Great Lakes Group Endorses Ballast Water Bills
A number of environmental organizations and some Great Lakes states want to use the Clean Water Act (CWA) and National Pollution Discharge Elimination Standard (NPDES) permit process to address ballast water introduction of exotics. Great Lakes Maritime Task Force opposes this approach, as reliance on the CWA and NPDES permits will delay, perhaps even preclude meaningful action.
John D. Baker, president of Great Lakes Maritime Task Force, said “These bills represent the best vehicle for prompt, meaningful ballast water legislation. Further delay will preclude passage this year, and perhaps even this (session of) Congress. That would be a tragedy of national consequence and leave all of us lamenting a lost opportunity.”
Deborah Nagle, Chief of the EPA’s Industrial Permits Branch, told attendees at a ballast water seminar in Washington in November that EPA regulations and statutes require the agency to consider the availability of technologies, conduct a cost-benefit analysis, and take into account other factors when setting a standard, a sharp contrast to the extraordinarily high standard set in the pending bills.
Ocean-going vessels have introduced a number of non-indigenous species to the Great Lakes and other U.S. waters. While systems are being developed to address the problem, lack of federal regulations and a clear standard applied across the board have forced vessel operators to wait until requirements have been finalized, otherwise they risk installing costly systems that could be deemed unacceptable in the future.
Both the House and Senate are considering legislation (H.R. 2830 and S. 1578) to regulate ballast water. They propose a standard 100 times more protective than that endorsed by the International Maritime Organization, an agency of the United Nations that oversees ocean shipping, and recognize the unique nature of Great Lakes shipping by requiring the U.S. Coast Guard to develop special regulations for vessels with No Ballast on Board, an issue particularly important on the Great Lakes.
Nagle’s comments substantiated the Task Force’s view. “We (the EPA) are obligated by our regulations and statute that when we establish technological standards... it is the best available technology that is economically achievable.
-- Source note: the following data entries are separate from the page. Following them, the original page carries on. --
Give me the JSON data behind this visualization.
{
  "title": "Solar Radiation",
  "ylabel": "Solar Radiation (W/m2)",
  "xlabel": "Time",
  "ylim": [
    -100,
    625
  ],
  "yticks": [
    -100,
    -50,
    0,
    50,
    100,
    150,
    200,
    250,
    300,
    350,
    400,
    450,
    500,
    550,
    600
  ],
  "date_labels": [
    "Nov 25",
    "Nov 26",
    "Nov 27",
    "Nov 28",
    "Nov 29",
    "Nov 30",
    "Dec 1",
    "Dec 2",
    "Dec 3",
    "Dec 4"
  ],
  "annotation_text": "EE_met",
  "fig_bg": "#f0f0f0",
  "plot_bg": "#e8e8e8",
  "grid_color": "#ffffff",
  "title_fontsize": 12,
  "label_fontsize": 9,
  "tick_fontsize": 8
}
There are two very key words there. ‘Available’ doesn’t mean somebody has prototyped this and it works. ‘Available’ means commercially available and feasible to put aboard ships.”
Nagle also cautioned that while a system may be available, it may not meet the EPA’s economically achievable standards.
“Based on our standards of what is economically achievable, (a system) may not rise to our ability to put that into the [NPDES] permit... These are all things we have to look at. I can tell you that what is in (senate bill) 1578 now is much more stringent than we could possibly put in a permit now... and may be even conceivable in the next five years.” She also noted that perhaps half of the states have statutes that incorporated the EPA’s regulatory exemption of “discharges incidental to normal operation of a vessel.”
Those states would require new legislation overturning their existing law before issuing NPDES permits.
Forty-six states and territories issue permits under the Clean Water Act. The Federal EPA only issues permits in five states.
Great Lakes Maritime Task Force was founded in Toledo, Ohio, in 1992 to promote domestic and international shipping on the Great lakes. With 73 members, it is the largest coalition to ever speak for the Great lakes shipping community and draws its membership from both labor and management representing U.S.-flag vessel operators, shipboard and longshore unions, port authorities, cargo shippers, terminal operators, shipyards and other Great lakes interests. Its goals include restoring adequate funding for dredging of Great Lakes deep-draft ports and waterways; protecting the nation’s maritime cabotage laws; maximizing the lakes overseas trade; and opposing exports and increased diversions of Great Lakes water.